Esse foi o caso, também, da Allergan. Não será mais. Em 2019, após se fundir com o laboratório americano AbbVie, criando a quinta maior empresa farmacêutica do mundo, ela anunciou que irá transferir sua sede fiscal de volta para os EUA. É que a sede da AbbVie (uma spinoff do laboratório Abbott) fica lá. Mais precisamente em Delaware, o Estado americano onde menos se paga imposto. Outro paraíso fiscal que reúne, no papel, mais de 1 milhão de empresas.
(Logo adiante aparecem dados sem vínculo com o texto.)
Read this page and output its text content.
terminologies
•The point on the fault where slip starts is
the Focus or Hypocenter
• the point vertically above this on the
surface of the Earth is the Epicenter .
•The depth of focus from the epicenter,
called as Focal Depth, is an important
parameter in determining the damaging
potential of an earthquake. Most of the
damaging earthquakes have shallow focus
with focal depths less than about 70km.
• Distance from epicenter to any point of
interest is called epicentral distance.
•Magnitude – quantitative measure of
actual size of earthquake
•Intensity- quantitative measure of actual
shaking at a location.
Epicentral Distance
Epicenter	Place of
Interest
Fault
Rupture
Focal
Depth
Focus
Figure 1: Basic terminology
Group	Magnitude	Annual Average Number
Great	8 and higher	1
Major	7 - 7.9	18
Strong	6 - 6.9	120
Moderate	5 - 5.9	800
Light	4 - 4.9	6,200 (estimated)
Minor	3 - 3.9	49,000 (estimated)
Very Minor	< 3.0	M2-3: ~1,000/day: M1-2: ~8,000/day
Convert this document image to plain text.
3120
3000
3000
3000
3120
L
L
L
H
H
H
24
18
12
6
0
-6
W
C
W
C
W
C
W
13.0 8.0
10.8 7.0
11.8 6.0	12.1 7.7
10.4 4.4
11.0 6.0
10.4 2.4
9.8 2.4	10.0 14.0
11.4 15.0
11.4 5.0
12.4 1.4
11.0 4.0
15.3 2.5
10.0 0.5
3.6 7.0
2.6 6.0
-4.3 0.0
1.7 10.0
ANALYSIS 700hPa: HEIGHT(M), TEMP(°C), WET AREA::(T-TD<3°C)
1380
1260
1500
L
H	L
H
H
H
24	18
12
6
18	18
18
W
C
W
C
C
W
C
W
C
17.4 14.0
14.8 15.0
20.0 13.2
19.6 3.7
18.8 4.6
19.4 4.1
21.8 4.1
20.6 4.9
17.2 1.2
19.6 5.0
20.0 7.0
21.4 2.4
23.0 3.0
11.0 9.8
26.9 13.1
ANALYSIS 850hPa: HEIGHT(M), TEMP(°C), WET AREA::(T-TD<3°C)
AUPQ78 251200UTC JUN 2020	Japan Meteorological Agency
Mas a fábrica continuará aqui, na Irlanda. Ela produz todo o Botox do mundo, e está sendo ampliada: recentemente ganhou uma nova ala, que se chama Biologics 2 e custou US$ 160 milhões.
Depois de atravessar um anel externo com dezenas de mesas, que parece um escritório qualquer, encontro uma porta muito mais grossa e pesada que o normal. Dela para a frente, não é permitido filmar nem fotografar. Porque aqui dentro estão os segredos que transformaram o veneno mais potente do mundo num dos produtos mais lucrativos da indústria farmacêutica – só o Botox, sem contar seus concorrentes (mais sobre eles daqui a pouco), rende mais de US$ 3 bilhões por ano.